The same is true for my time at the helm of North Dakota Quarterly. Over the past few months, I’ve been rather casually researching the history of the Quarterly. It is striking how much the journal has changed direction, focus, content, and style over the past 90+ issues.
These experience got my thinking a bit about precedent. Over the last 20 years in higher education (and kicking about institutions like ASOR and the American School of Classical Studies at Athens), I’ve heard a good bit about precedent. In most settings, precedent in an excuse not to do something. Deans and provosts evoke precedent to refuse faculty (and presumably student) requests. Precedent is trotted out in committee and board meetings as a potential consequence for a particular action. In these contexts, it seems to be the fear of setting a precedent that is a powerful motivating factor these days.
It has always struck me as odd that groups and administrators seem so shackled by past actions. What is particularly disappointing is that the constraints purportedly imposed by precedent exist outside of the growing body of articulated policies and rules. In other words, precedent in an additional, self-imposed, burden that administrators and committees take on to further constrain their actions.
This has always struck me as a bit bizarre. After all, universities (and professional organizations) love to celebrate “unprecedented” aspects of their institutions whether it be campus construction projects, research, or new programs and departments. In fact, the ability to defy precedent is by definition a key element of “innovation” in research and teaching. It is fundamental to the Kuhnian notion of “the paradigm shift” and is almost synonymous with knowledge making. Any teacher worth their salt knows that in the classroom, we have the ability to innovate and experiment without setting precedent. In fact, I regularly tell my students that I want to try something new and stress that this is NOT precedent setting. Indeed, the key difference between policy and precedent is that the former is quite difficult to escape whereas the latter almost begs us to defy it.

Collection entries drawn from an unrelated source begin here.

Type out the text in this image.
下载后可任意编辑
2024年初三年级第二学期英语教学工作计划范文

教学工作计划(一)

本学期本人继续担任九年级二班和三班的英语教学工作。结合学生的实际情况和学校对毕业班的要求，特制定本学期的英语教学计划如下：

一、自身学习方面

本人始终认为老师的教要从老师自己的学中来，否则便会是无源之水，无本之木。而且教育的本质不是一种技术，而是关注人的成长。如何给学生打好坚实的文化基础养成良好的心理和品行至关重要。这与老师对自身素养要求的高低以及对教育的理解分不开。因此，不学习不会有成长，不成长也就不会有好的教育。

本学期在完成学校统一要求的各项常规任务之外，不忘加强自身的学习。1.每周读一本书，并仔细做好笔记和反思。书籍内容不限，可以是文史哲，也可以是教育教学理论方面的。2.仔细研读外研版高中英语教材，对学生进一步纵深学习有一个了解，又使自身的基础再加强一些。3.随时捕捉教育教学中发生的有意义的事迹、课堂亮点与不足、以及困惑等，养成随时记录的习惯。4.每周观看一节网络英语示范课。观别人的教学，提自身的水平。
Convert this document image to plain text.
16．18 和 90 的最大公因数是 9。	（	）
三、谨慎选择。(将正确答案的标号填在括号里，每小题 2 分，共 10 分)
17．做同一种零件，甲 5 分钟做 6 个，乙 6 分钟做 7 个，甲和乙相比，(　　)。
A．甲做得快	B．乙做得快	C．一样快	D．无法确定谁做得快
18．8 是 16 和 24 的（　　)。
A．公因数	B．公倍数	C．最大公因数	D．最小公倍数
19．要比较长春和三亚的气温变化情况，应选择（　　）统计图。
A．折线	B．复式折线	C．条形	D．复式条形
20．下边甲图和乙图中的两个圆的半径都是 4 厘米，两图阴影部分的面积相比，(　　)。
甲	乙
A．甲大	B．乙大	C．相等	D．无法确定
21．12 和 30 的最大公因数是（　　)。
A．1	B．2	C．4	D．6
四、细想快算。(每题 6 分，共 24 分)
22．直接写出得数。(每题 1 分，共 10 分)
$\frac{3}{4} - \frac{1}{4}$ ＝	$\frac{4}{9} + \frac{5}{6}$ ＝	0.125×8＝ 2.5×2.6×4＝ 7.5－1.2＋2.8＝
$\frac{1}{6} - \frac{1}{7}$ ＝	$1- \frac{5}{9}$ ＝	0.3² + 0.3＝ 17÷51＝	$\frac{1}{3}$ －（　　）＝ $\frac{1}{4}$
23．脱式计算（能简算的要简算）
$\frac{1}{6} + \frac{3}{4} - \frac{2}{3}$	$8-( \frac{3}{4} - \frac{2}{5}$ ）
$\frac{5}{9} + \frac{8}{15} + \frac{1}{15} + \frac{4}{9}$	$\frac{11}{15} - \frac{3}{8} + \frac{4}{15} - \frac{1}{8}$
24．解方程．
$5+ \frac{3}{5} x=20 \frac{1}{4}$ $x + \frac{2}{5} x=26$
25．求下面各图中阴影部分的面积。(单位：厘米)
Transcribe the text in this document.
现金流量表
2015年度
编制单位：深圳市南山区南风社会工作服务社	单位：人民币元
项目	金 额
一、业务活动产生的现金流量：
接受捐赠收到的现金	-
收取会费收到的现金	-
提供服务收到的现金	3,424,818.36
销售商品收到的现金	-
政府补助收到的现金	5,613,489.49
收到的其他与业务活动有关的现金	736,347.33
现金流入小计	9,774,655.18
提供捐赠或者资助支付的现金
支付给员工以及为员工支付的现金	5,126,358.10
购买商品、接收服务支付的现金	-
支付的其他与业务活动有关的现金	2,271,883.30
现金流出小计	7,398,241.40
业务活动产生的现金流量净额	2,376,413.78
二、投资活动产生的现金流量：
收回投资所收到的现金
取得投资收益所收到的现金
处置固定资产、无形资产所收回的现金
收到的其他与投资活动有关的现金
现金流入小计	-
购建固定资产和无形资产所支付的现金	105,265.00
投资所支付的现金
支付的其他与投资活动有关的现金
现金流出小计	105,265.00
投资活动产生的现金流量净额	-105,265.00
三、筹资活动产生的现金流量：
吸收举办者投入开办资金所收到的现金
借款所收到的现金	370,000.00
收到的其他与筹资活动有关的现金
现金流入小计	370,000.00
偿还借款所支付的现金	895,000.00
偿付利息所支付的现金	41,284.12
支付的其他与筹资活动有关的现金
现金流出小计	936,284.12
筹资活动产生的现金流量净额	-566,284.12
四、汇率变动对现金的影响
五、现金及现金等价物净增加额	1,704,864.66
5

This is all a preamble to say that one of my projects for the New Year is to wear more lightly the burden of precedent and encourage others to do the same especially in institutions and organizations that already struggle under the weight of too much regulation and policy (and are bracing for another round of regulations in the near future). Now seems to be a particularly good time to defy precedent and encourage others to do the same.